Meeting looks at the future of Commonwealth youth development workers
Representatives from the regional centres of the Commonwealth Youth Programme (CYP) have proposed establishing a professional association for youth development workers in the Commonwealth, as part of a wider strategy to ensure young people are empowered to contribute to development and democracy.
Youth workers, academics (including representatives from universities from each region of the Commonwealth), youth leaders and CYP staff representatives from Africa, Asia, the Caribbean and the Pacific, met in London from 22 to 24 August 2011 to discuss the way forward for improving and strengthening youth development work in the Commonwealth.
The meeting focused on proposals for a Commonwealth-wide professional youth workers association, pan-Commonwealth standards for youth worker education and training, and the expansion of research into youth work, through the continuation of a new look Commonwealth youth development journal.
The Interim Director of the Commonwealth Secretariat’s Youth Affairs Division, Henry Charles, said the Commonwealth should be facilitating the existence of a professional environment and culture for youth development workers.
The professional association will link youth development workers from different parts of the Commonwealth to share information and best practices.

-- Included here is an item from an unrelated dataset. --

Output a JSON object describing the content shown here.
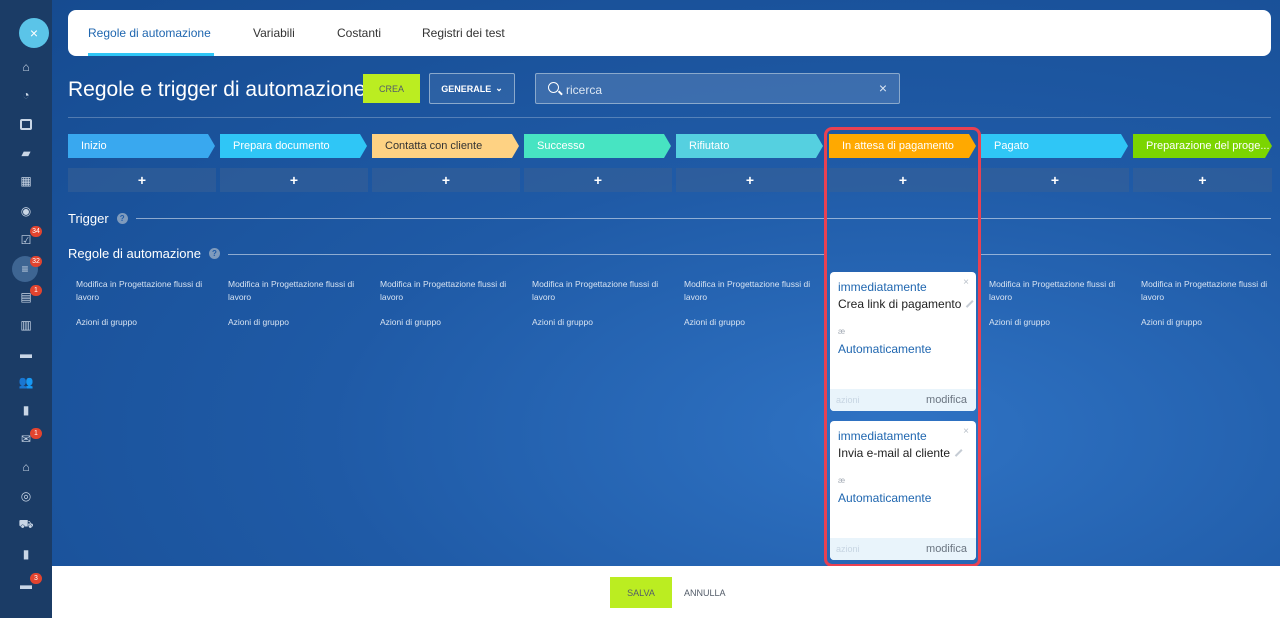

“Our efforts should be concentrated on enhancing the transformational capacity of the youth movement, empowering young people to shape a sustainable society; the role of the youth worker is to facilitate that empowerment,” said Mr Charles.
CYP engages and empowers young people (aged 15-29) to enhance their contribution to development, through partnerships with young people, governments and other key stakeholders.
The CYP’s head office is in London with regional centres in the Commonwealth’s regions: Africa, Asia, the Caribbean and the Pacific.
One of CYP’s mandates is to contribute to the professionalisation of youth development work, by strengthening the capacity of youth workers in the Commonwealth.
“We have learnt a lot from 35 years of experience in offering youth worker training across the Commonwealth, and we will now be focusing on other aspects of the youth work sector that the Commonwealth is best placed to do and deliver,” said Youth Affairs Division Programme Officer Layne Robinson.
The regional representatives also discussed the future of the youth work training offered by CYP through its diploma course.
In the Caribbean the course has met with success with its regional CYP centre moving towards a degree course, while the Africa and the Pacific centres are negotiating to outsource the course to partner institutions.
Regional representatives recommended that the training be moved online so it can be more accessible to youth development workers around the Commonwealth. The meeting agreed greater use of e-learning facilities and a pilot version of the Commonwealth Youth Development Diploma will be available through e-learning facilities as early as October 2011. CYP plans to use e-learning facilities to provide more support for youth workers in their communities.
The meeting also acknowledged that training should also be available outside of tertiary courses to allow youth workers to enhance their skills without necessarily getting a formal qualification.